23.08.–23.09.1990

The concept of the exhibition is based on a confrontation of 12 so-called reworked pictures by Raimer Jochims with a collection of selected works of art history stemming from different epochs and cultures, which function as models for Jochims.

The reworked pictures were created between 1974 and 1986. From 1986 to 1988, Jochims' concept of colour, expressed in these pictures, radically changed: until then, chromatic modulations took place in details and with very little contrast; a calm overall effect stressing the contour of the picture was the goal. Jochims investigated the formal language and syntax of non-rectangular picture-formats. In 1986, he began increasing the contrasts and modulating on a larger scale; sequences emerged, and the contours became more vivid.

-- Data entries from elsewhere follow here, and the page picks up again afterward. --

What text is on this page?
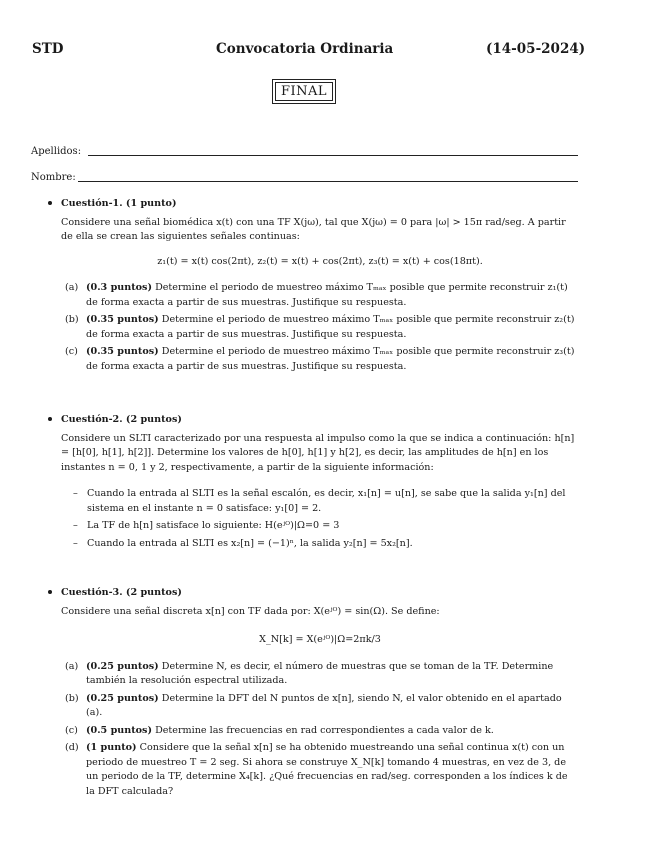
STD	Convocatoria Ordinaria	(14-05-2024)
FINAL
Apellidos:
Nombre:

Cuestión-1. (1 punto)

Considere una señal biomédica x(t) con una TF X(jω), tal que X(jω) = 0 para |ω| > 15π rad/seg. A partir de ella se crean las siguientes señales continuas:

z₁(t) = x(t) cos(2πt), z₂(t) = x(t) + cos(2πt), z₃(t) = x(t) + cos(18πt).

(a) (0.3 puntos) Determine el periodo de muestreo máximo Tₘₐₓ posible que permite reconstruir z₁(t) de forma exacta a partir de sus muestras. Justifique su respuesta.
(b) (0.35 puntos) Determine el periodo de muestreo máximo Tₘₐₓ posible que permite reconstruir z₂(t) de forma exacta a partir de sus muestras. Justifique su respuesta.
(c) (0.35 puntos) Determine el periodo de muestreo máximo Tₘₐₓ posible que permite reconstruir z₃(t) de forma exacta a partir de sus muestras. Justifique su respuesta.

Cuestión-2. (2 puntos)

Considere un SLTI caracterizado por una respuesta al impulso como la que se indica a continuación: h[n] = [h[0], h[1], h[2]]. Determine los valores de h[0], h[1] y h[2], es decir, las amplitudes de h[n] en los instantes n = 0, 1 y 2, respectivamente, a partir de la siguiente información:

– Cuando la entrada al SLTI es la señal escalón, es decir, x₁[n] = u[n], se sabe que la salida y₁[n] del sistema en el instante n = 0 satisface: y₁[0] = 2.
– La TF de h[n] satisface lo siguiente: H(eʲᴼ)|Ω=0 = 3
– Cuando la entrada al SLTI es x₂[n] = (−1)ⁿ, la salida y₂[n] = 5x₂[n].

Cuestión-3. (2 puntos)

Considere una señal discreta x[n] con TF dada por: X(eʲᴼ) = sin(Ω). Se define:

X_N[k] = X(eʲᴼ)|Ω=2πk/3

(a) (0.25 puntos) Determine N, es decir, el número de muestras que se toman de la TF. Determine también la resolución espectral utilizada.
(b) (0.25 puntos) Determine la DFT del N puntos de x[n], siendo N, el valor obtenido en el apartado (a).
(c) (0.5 puntos) Determine las frecuencias en rad correspondientes a cada valor de k.
(d) (1 punto) Considere que la señal x[n] se ha obtenido muestreando una señal continua x(t) con un periodo de muestreo T = 2 seg. Si ahora se construye X_N[k] tomando 4 muestras, en vez de 3, de un periodo de la TF, determine X₄[k]. ¿Qué frecuencias en rad/seg. corresponden a los índices k de la DFT calculada?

From 1987 to 1989, Jochims reworked almost all of the older pictures he still possessed. Many had already been published. He had discovered room to move, consisting in the difference between minimal and maximum colour contrasts in respect to a certain form. In reworking the older pictures, intensification was tested and limits were approached. Jochims confronts this group of works with a selection of objects and drawings which he holds in high esteem, and which have given formal and contentual orientation to his works.

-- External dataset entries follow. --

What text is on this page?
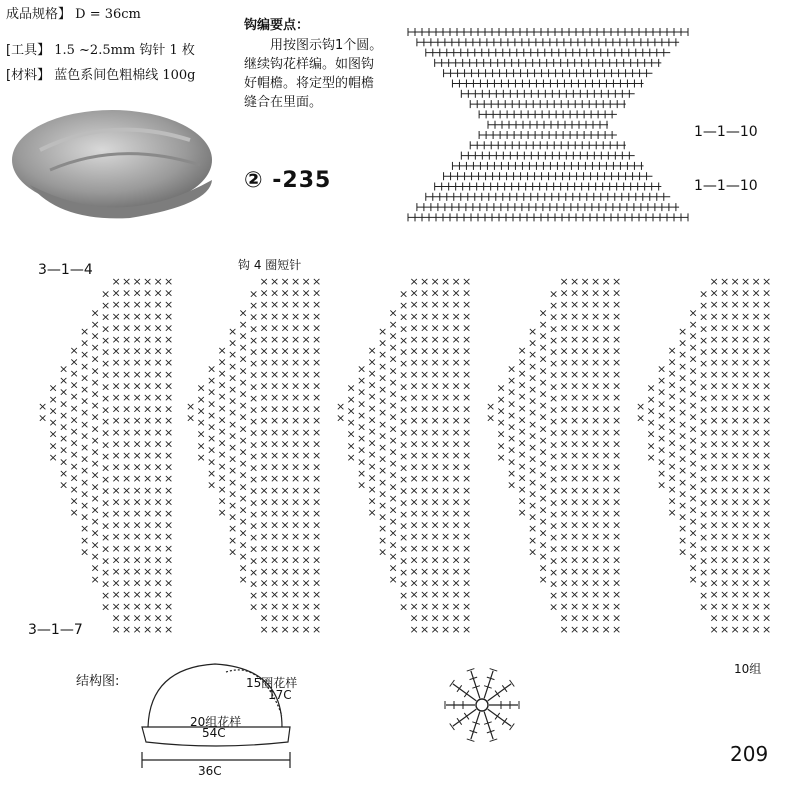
成品规格】 D = 36cm
[工具】 1.5 ~2.5mm 钩针 1 枚
[材料】 蓝色系间色粗棉线 100g
钩编要点：
用按图示钩1个圆。继续钩花样编。如图钩好帽檐。将定型的帽檐缝合在里面。
② -235
1—1—10
1—1—10
3—1—4
3—1—7
钩 4 圈短针
10组
结构图:	15圈花样
17C
20组花样
54C
36C
209
×
×
×
×
×
×
×
×
×
×
×
×
×
×
×
×
×
×
×
×
×
×
×
×
×
×
×
×
×
×
×
×
×
×
×
×
×
×
×
×
×
×
×
×
×
×
×
×
×
×
×
×
×
×
×
×
×
×
×
×
×
×
×
×
×
×
×
×
×
×
×
×
×
×
×
×
×
×
×
×
×
×
×
×
×
×
×
×
×
×
×
×
×
×
×
×
×
×
×
×
×
×
×
×
×
×
×
×
×
×
×
×
×
×
×
×
×
×
×
×
×
×
×
×
×
×
×
×
×
×
×
×
×
×
×
×
×
×
×
×
×
×
×
×
×
×
×
×
×
×
×
×
×
×
×
×
×
×
×
×
×
×
×
×
×
×
×
×
×
×
×
×
×
×
×
×
×
×
×
×
×
×
×
×
×
×
×
×
×
×
×
×
×
×
×
×
×
×
×
×
×
×
×
×
×
×
×
×
×
×
×
×
×
×
×
×
×
×
×
×
×
×
×
×
×
×
×
×
×
×
×
×
×
×
×
×
×
×
×
×
×
×
×
×
×
×
×
×
×
×
×
×
×
×
×
×
×
×
×
×
×
×
×
×
×
×
×
×
×
×
×
×
×
×
×
×
×
×
×
×
×
×
×
×
×
×
×
×
×
×
×
×
×
×
×
×
×
×
×
×
×
×
×
×
×
×
×
×
×
×
×
×
×
×
×
×
×
×
×
×
×
×
×
×
×
×
×
×
×
×
×
×
×
×
×
×
×
×
×
×
×
×
×
×
×
×
×
×
×
×
×
×
×
×
×
×
×
×
×
×
×
×
×
×
×
×
×
×
×
×
×
×
×
×
×
×
×
×
×
×
×
×
×
×
×
×
×
×
×
×
×
×
×
×
×
×
×
×
×
×
×
×
×
×
×
×
×
×
×
×
×
×
×
×
×
×
×
×
×
×
×
×
×
×
×
×
×
×
×
×
×
×
×
×
×
×
×
×
×
×
×
×
×
×
×
×
×
×
×
×
×
×
×
×
×
×
×
×
×
×
×
×
×
×
×
×
×
×
×
×
×
×
×
×
×
×
×
×
×
×
×
×
×
×
×
×
×
×
×
×
×
×
×
×
×
×
×
×
×
×
×
×
×
×
×
×
×
×
×
×
×
×
×
×
×
×
×
×
×
×
×
×
×
×
×
×
×
×
×
×
×
×
×
×
×
×
×
×
×
×
×
×
×
×
×
×
×
×
×
×
×
×
×
×
×
×
×
×
×
×
×
×
×
×
×
×
×
×
×
×
×
×
×
×
×
×
×
×
×
×
×
×
×
×
×
×
×
×
×
×
×
×
×
×
×
×
×
×
×
×
×
×
×
×
×
×
×
×
×
×
×
×
×
×
×
×
×
×
×
×
×
×
×
×
×
×
×
×
×
×
×
×
×
×
×
×
×
×
×
×
×
×
×
×
×
×
×
×
×
×
×
×
×
×
×
×
×
×
×
×
×
×
×
×
×
×
×
×
×
×
×
×
×
×
×
×
×
×
×
×
×
×
×
×
×
×
×
×
×
×
×
×
×
×
×
×
×
×
×
×
×
×
×
×
×
×
×
×
×
×
×
×
×
×
×
×
×
×
×
×
×
×
×
×
×
×
×
×
×
×
×
×
×
×
×
×
×
×
×
×
×
×
×
×
×
×
×
×
×
×
×
×
×
×
×
×
×
×
×
×
×
×
×
×
×
×
×
×
×
×
×
×
×
×
×
×
×
×
×
×
×
×
×
×
×
×
×
×
×
×
×
×
×
×
×
×
×
×
×
×
×
×
×
×
×
×
×
×
×
×
×
×
×
×
×
×
×
×
×
×
×
×
×
×
×
×
×
×
×
×
×
×
×
×
×
×
×
×
×
×
×
×
×
×
×
×
×
×
×
×
×
×
×
×
×
×
×
×
×
×
×
×
×
×
×
×
×
×
×
×
×
×
×
×
×
×
×
×
×
×
×
×
×
×
×
×
×
×
×
×
×
×
×
×
×
×
×
×
×
×
×
×
×
×
×
×
×
×
×
×
×
×
×
×
×
×
×
×
×
×
×
×
×
×
×
×
×
×
×
×
×
×
×
×
×
×
×
×
×
×
×
×
×
×
×
×
×
×
×
×
×
×
×
×
×
×
×
×
×
×
×
×
×
×
×
×
×
×
×
×
×
×
×
×
×
×
×
×
×
×
×
×
×
×
×
×
×
×
×
×
×
×
×
×
×
×
×
×
×
×
×
×
×
×
×
×
×
×
×
×
×
×
×
×
×
×
×
×
×
×
×
×
×
×
×
×
×
×
×
×
×
×
×
×
×
×
×
×
×
×
×
×
×
×
×
×
×
×
×
×
×
×
×
×
×
×
×
×
×
×
×
×
×
×
×
×
×
×
×
×
×
×
×
×
×
×
×
×
×
×
×
×
×
×
×
×
×
×
×
×
×
×
×
×
×
×
×
×
×
×
×
×
×
×
×
×
×
×
×
×
×
×
×
×
×
×
×
×
×
×
×
×
×
×
×
×
×
×
×
×
×
×
×
×
×
×
×
×
×
×
×
×
×
×
×
×
×
×
×
×
×
×
×
×
×
×
×
×
×
×
×
×
×
×
×
×
×
×
×
×
×
×
×
×
×
×
×
×
×
×
×
×
×
×
×
×
×
×
×
×
×
×
×
×
×
×
×
×
×
×
×
×
×
×
×
×
×
×
×
×
×
×
×
×
×
×
×
×
×
×
×
×
×
×
×
×
×
×
×
×
×
×
×
×
×
×
×
×
×
×
×
×
×
×
×
×
×
×
×
×
×
×
×
×
×
×
×
×
×
×
×
×
×
×
×
×
×
×
×
×
×
×
×
×
×
×
×
×
×
×
×
×
×
×
×
×
×
×
×
×
×
×
×
×
×
×
×
×
×
×
×
×
×
×
×
×
×
×
×
×
×
×
×
×
×
×
×
×
×
×
×
×
×
×
×
×
×
×
×
×
×
×
×
×
×
×
×
×
×
×
×
×
×
×
×
×
×
×
×
×
×
×
×
×
×
×
×
×
×
×
×
×
×
×
×
×
×
×
×
×
×
×
×
×
×
×
×
×
×
×
×
×
×
×
×
×
×
×
×
×
×
×
×
×
×
×
×
×
×
×
×
×
×
×
×
×
×
×
×
×
×
×
×
×
×
×
×
×
×
×
×
×
×
×
×
×
×
×
×
×
×
×
×
×
×
×
×
×
×
×
×
×
×
×
×
×
×
×
×
×
×
×
×
×
×
×
×
×
×
×
×
×
×
×
×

Examples of painting were excluded, as this would have gone beyond the scope of the exhibition. Instead, six drawings of classical modernism were chosen, by Seurat, Cézanne, Klee, Mondrian, Matisse, and Morandi, as well as an ink drawing by Hakuin Ekaku, a leading Japanese Zen master from the 18th century - all of them examples of painting in black and white.

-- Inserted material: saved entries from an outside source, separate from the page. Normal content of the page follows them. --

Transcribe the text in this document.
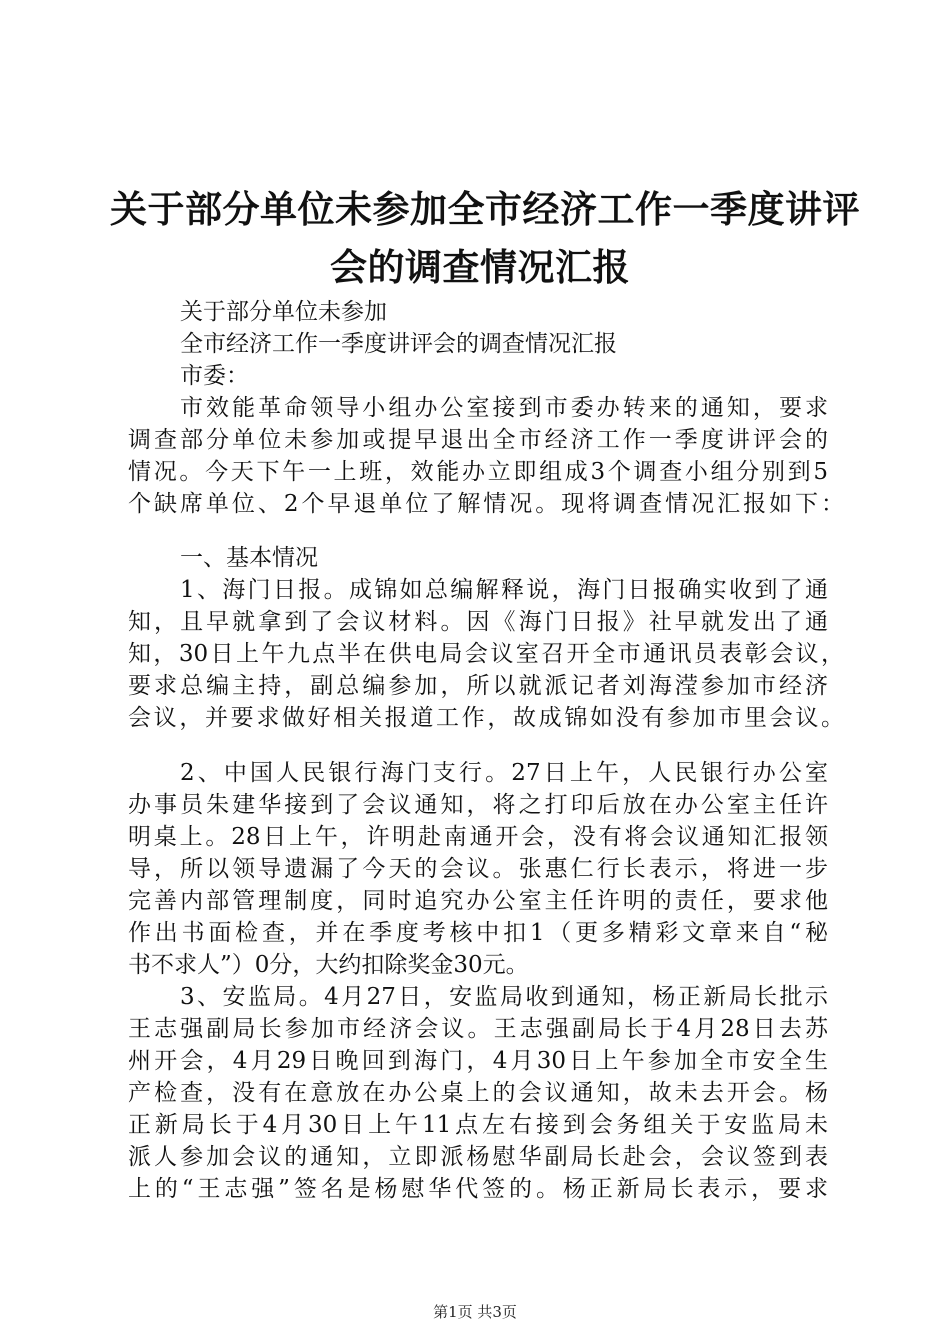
关于部分单位未参加全市经济工作一季度讲评
会的调查情况汇报
关于部分单位未参加
全市经济工作一季度讲评会的调查情况汇报
市委：
市效能革命领导小组办公室接到市委办转来的通知，要求
调查部分单位未参加或提早退出全市经济工作一季度讲评会的
情况。今天下午一上班，效能办立即组成3个调查小组分别到5
个缺席单位、2个早退单位了解情况。现将调查情况汇报如下：
一、基本情况
1、海门日报。成锦如总编解释说，海门日报确实收到了通
知，且早就拿到了会议材料。因《海门日报》社早就发出了通
知，30日上午九点半在供电局会议室召开全市通讯员表彰会议，
要求总编主持，副总编参加，所以就派记者刘海滢参加市经济
会议，并要求做好相关报道工作，故成锦如没有参加市里会议。
2、中国人民银行海门支行。27日上午，人民银行办公室
办事员朱建华接到了会议通知，将之打印后放在办公室主任许
明桌上。28日上午，许明赴南通开会，没有将会议通知汇报领
导，所以领导遗漏了今天的会议。张惠仁行长表示，将进一步
完善内部管理制度，同时追究办公室主任许明的责任，要求他
作出书面检查，并在季度考核中扣1（更多精彩文章来自“秘
书不求人”）0分，大约扣除奖金30元。
3、安监局。4月27日，安监局收到通知，杨正新局长批示
王志强副局长参加市经济会议。王志强副局长于4月28日去苏
州开会，4月29日晚回到海门，4月30日上午参加全市安全生
产检查，没有在意放在办公桌上的会议通知，故未去开会。杨
正新局长于4月30日上午11点左右接到会务组关于安监局未
派人参加会议的通知，立即派杨慰华副局长赴会，会议签到表
上的“王志强”签名是杨慰华代签的。杨正新局长表示，要求
第1页 共3页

The 13 three-dimensional objects shown in the exhibition display a wide historical spectrum of art and cultural history in the form of select, high-quality pieces. These range from a hand-axe of the Palaeolithic Age, an Egyptian stone bowl from the 3rd century BC, a Peruvian Mocha double-figure from the first century, the fragment of a Thai Buddha statue from the Middle Ages, to Brancusi's Le Nouveau-né from the first decade of the 20th century.